Ahhh......so a public option will work?

The New York Times has found a working example of a public health care option that may, or may not, put all your concerns to rest.
The early results are in. Today, almost all residents in the city have affordable access to a comprehensive health care delivery system through the Healthy San Francisco program.
This sounds like good news. However there are some caveats:
  • Mandated health spending by employers is substantially higher than in Massachusetts (which doesn't have a public option) or any of the national plans being considered by congress.
  • The public option is somewhat limited in that services are only available in San Francisco (it isn't technically insurance)
  • The costs are being passed on to consumers in the form of higher prices. Healthcare surcharges are now common for service businesses.
Salient facts not mentioned in the Op-ed piece are that:
  • San Francisco started with an uninsured population of 60,000 out of a total population of 809,000. 7.4% uninsured is less than half the rate for the country as a whole.
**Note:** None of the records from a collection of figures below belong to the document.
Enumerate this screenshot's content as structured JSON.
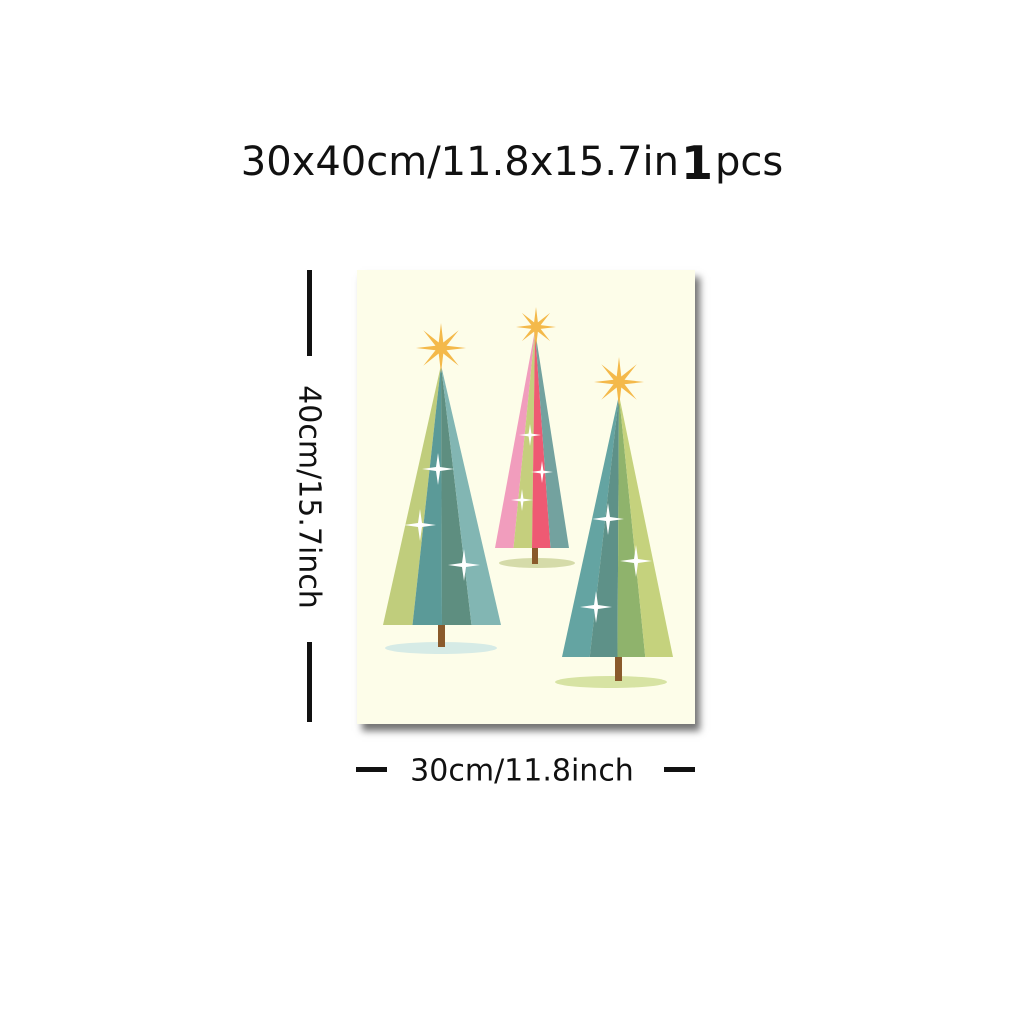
{
  "header": {
    "size_text": "30x40cm/11.8x15.7in",
    "quantity": "1",
    "unit": "pcs"
  },
  "dimensions": {
    "height_label": "40cm/15.7inch",
    "width_label": "30cm/11.8inch"
  },
  "artwork": {
    "background_color": "#fdfde9",
    "trees": [
      {
        "name": "left-tree",
        "colors": [
          "#c0cd7c",
          "#5b9a98",
          "#5e8e80",
          "#82b6b3"
        ],
        "star_color": "#f4b94a",
        "shadow_color": "#d6ebe6"
      },
      {
        "name": "middle-tree",
        "colors": [
          "#f19dbd",
          "#c5cf7d",
          "#ee5a73",
          "#73a29f"
        ],
        "star_color": "#f4b94a",
        "shadow_color": "#d5dba9"
      },
      {
        "name": "right-tree",
        "colors": [
          "#64a4a2",
          "#5e9188",
          "#8fb36c",
          "#c5d27d"
        ],
        "star_color": "#f4b94a",
        "shadow_color": "#d7e3a3"
      }
    ],
    "trunk_color": "#8a5a2b",
    "sparkle_color": "#ffffff"
  }
}
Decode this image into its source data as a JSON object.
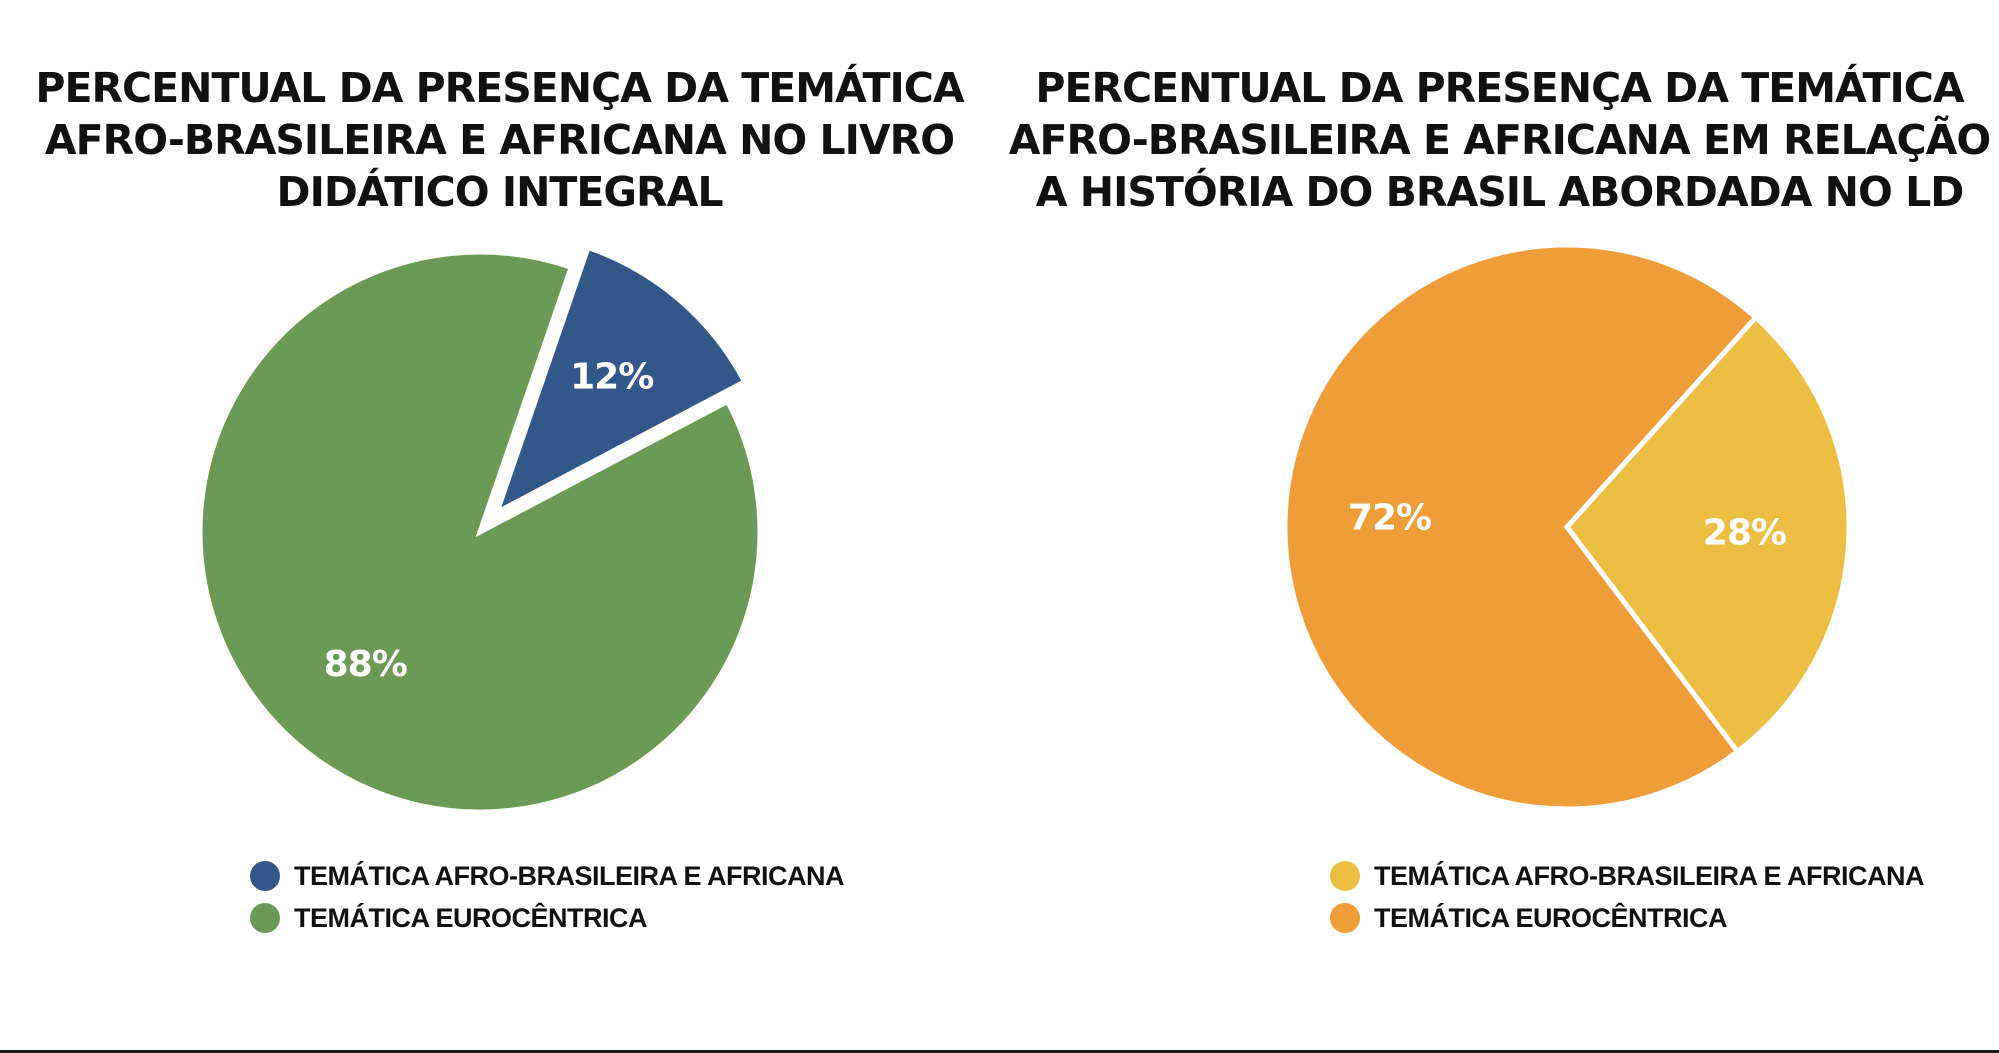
{
  "chart_data": [
    {
      "type": "pie",
      "title": "PERCENTUAL DA PRESENÇA DA TEMÁTICA\nAFRO-BRASILEIRA E AFRICANA NO LIVRO\nDIDÁTICO INTEGRAL",
      "slices": [
        {
          "label": "TEMÁTICA AFRO-BRASILEIRA E AFRICANA",
          "value": 12,
          "display": "12%",
          "color": "#345789",
          "exploded": true
        },
        {
          "label": "TEMÁTICA EUROCÊNTRICA",
          "value": 88,
          "display": "88%",
          "color": "#6a9a55",
          "exploded": false
        }
      ],
      "legend_position": "bottom"
    },
    {
      "type": "pie",
      "title": "PERCENTUAL DA PRESENÇA DA TEMÁTICA\nAFRO-BRASILEIRA E AFRICANA EM RELAÇÃO\nA HISTÓRIA DO BRASIL ABORDADA NO LD",
      "slices": [
        {
          "label": "TEMÁTICA AFRO-BRASILEIRA E AFRICANA",
          "value": 28,
          "display": "28%",
          "color": "#ecbf44",
          "exploded": false
        },
        {
          "label": "TEMÁTICA EUROCÊNTRICA",
          "value": 72,
          "display": "72%",
          "color": "#ee9d39",
          "exploded": false
        }
      ],
      "legend_position": "bottom"
    }
  ]
}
  • In the the last census the City and County of San Francisco was 19th wealthiest county in the US with a per capita income 1.5 times that of the country as a whole.
So, one of the richest counties in the country was able to institute a very expensive health scheme that includes a public option in order to cover a relatively small uninsured population. Furthermore, this has not resulted in obvious negative employment consequences or dumping of employees onto the public option because employers have been able to pass on most of the cost to consumers and the mandated employer spending is so high that the public option doesn't really compete with private insurance.

On the whole, it appears that San Francisco's plan works by being not very much like anything that the administration is proposing.